Dear most amazing girls (at least in the whole USA for sure).

I took weeks and weeks to write this email / this reply and I was thinking about it every day. It might be a longer one than can be expected and I do truly apologies for taking your time.

I wanted to say how much I really like the magazine that you have created. I can go into details but I will just say how thrilled I was to get your email - but than this thing came: the realisation. It's a personal matter and I hope you understand.

In November 2014 I ran the ultimate Marathon: the NYC Marathon. Yes, there are many races and many marathons; yes, it's not the oldest one - but secretly more or less we all know that NYC is the shit. For many, oh too many reasons, I needed to run it and get what I got from it: the absolute joy. I ran for my dreams being lifted for a brief few weeks in November 2012 and then constantly broken for next 23 months - so finishing the NYC marathon was a relief and a release of all that. But mainly I knew it was my last run.

In 2012 I was diagnosed with a not-so-rare set of autoimmune diseases. It came after the high of running my first ever half-marathon - and I did train for it, for once on my life! - in October 2011 in San-Francisco (Robin, wasn't that year the best?). It was a month in a hospital and three months in-and-out - it was only the eyes that got affected, the retina detached and the fog settled. My eyesight went down but once the inflammation was over - with some loss of the vision I was fine, and went on the most fun journey in my life: bringing running to Moscow and to Russia. It was amazing to be that first person to speak about it so much and being heard as because already having a voice as a journalist. The "trend" of running started growing and still grows. From two existing races (two races per year for 12 million people) now it's a racing weekend every other weekend, including my favorite baby of Moscow Marathon, Moscow half-marathons and smaller races as night races, Color Runs, charity events, trail and endurance distances and track meets for non-professionals.

It was an amazing upward journey for a few years. The year 2014 was The Best Running Year one can imagine: 17 countries, 24 half-marathons, 5 marathons, an ultra, 92 sunrise runs in summer and the project that I proudly delivered to Nike as settled as the creative consultant from being an ambassador. We celebrated with the beer mile as the closing event of the first track meet for running clubs on 31st of August and all was great.

Except that I was burying myself in work and running to keep myself sane and to heal my fucking broken heart. And the huge volumes of work, stress and sadness did the do: my back was really hurting. I took two weeks off to go to Thailand to rest before my trip to USA - a little more running, with dear friends..

After crossing the finish line in NYC I cried, and I cried and cried some more. I got back to Moscow to have my diagnosis: Ankylosing spondylitis. No more running. Ever. Punto. At all. Treatments that cost thousands and thousands. But hell NO MORE RUNNING.

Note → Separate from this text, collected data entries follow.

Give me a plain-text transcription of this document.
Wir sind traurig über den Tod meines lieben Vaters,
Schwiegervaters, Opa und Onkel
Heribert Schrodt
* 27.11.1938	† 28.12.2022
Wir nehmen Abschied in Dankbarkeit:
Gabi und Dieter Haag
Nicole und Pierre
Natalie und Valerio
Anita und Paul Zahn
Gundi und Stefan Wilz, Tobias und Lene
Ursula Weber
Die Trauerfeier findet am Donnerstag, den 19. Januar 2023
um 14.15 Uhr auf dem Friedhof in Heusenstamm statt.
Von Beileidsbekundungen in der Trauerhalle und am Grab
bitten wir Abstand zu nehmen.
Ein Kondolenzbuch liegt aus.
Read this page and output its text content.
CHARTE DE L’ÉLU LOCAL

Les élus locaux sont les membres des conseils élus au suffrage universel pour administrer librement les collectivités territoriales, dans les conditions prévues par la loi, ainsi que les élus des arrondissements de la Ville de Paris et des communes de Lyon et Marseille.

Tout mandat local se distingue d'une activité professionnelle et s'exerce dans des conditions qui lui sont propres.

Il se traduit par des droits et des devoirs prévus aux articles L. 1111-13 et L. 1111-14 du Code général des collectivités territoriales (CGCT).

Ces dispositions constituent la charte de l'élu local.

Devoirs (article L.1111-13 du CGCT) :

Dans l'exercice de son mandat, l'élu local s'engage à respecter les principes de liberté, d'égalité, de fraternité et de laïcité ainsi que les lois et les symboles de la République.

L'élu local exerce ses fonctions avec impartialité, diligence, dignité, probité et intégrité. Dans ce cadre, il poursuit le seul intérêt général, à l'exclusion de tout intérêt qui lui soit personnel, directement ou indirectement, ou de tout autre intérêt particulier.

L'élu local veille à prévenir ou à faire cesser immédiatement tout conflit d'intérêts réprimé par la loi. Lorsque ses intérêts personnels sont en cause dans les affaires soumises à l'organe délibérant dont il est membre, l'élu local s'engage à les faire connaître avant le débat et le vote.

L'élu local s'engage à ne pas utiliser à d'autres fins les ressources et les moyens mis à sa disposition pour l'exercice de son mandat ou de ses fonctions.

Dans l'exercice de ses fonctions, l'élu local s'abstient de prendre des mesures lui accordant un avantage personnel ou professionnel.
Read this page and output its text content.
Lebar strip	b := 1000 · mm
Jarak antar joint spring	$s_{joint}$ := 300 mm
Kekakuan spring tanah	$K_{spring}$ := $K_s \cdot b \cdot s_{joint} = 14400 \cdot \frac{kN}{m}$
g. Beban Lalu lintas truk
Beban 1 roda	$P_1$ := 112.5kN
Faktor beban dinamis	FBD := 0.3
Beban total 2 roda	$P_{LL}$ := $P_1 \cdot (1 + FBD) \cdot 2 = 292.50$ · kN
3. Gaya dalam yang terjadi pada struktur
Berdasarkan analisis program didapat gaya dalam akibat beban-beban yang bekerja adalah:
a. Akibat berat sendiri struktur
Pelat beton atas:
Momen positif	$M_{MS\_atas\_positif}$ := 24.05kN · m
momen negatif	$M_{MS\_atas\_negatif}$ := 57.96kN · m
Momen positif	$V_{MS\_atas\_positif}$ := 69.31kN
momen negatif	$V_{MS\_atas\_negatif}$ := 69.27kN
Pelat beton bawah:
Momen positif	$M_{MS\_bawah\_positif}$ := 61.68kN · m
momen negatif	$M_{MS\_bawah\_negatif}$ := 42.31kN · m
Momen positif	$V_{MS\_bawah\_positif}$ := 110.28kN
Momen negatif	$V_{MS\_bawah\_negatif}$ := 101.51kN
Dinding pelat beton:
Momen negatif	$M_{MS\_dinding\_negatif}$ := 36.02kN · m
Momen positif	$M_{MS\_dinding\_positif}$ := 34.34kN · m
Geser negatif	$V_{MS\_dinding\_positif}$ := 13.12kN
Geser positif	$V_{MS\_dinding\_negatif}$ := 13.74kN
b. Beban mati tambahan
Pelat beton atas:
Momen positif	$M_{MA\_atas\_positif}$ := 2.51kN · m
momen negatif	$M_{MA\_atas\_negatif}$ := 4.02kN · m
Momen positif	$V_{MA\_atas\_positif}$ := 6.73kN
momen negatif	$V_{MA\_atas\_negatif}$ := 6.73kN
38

I was given directions. Prescriptions. Injections. Exercise cartoons. X-rays. All that. Any little cold lasts for a month and causes another eyesight drop and shots of pain.

But I was told to exercise - like yoga - and swim. So I do. Yoga is less fun as instead of gaining my flexibility I seem to be losing it, week after week. I really threw myself into the swimming pool and that's where the relationship with the water began. I have to swim to stay mobile. I have to love swimming and I am growing to like it. I have five swimming races coming up including the Bosphorus Swim - and that is the main personal highlight of the coming season that I can see ahead. My coach says I am doing fine. He says my legs are too strong from running and my core sucks (yeah, we all have fallen in this trap in 2012-2013, right?). But I can swim. I have to swim. I will swim and I will try to love swimming as much as I loved running. Open waters, bring it on.

I have to love swimming. I have to ignore the fact that more than anything I yearn the long distance running: that. This year I have only one single friend  who does not run. Everyone started running within the frame of these few years. I couldn't have asked for more as they now have the joy and I'm glad I could bring it to their lives. But God only knows how much I want to run. Easy, slow, hard, short, long, trail, city - damn anything. And It takes me ages - November, December, January, February, March, April - to come in terms with the fact that I am not a running anymore. That my running friends are still running and I'm left somewhere in the huge empty space. And that I have to learn to love swimming.

It tooks me ages to write this email but yesterday was the first day when I felt more or less happy again. I swam, and how silly is that: I bought a waterproof case for the iPhone and took an underwater selfie. It did cheer me up. I can take photos when I swim, I thought. It took me ages - and it is still taking a long time - to start even considering that I am worth something even if I don't run. I have built my new life around running - I moved back from London, left my husband and my life in UK to start running in Moscow. And suddenly now I don't have a shield of running to hold my life around it - vacations, career, friendship. I am slowly finding myself that I used to be - and I seem to remember was worth something - before my first ever 5k.

I have learned my lesson, thank you life.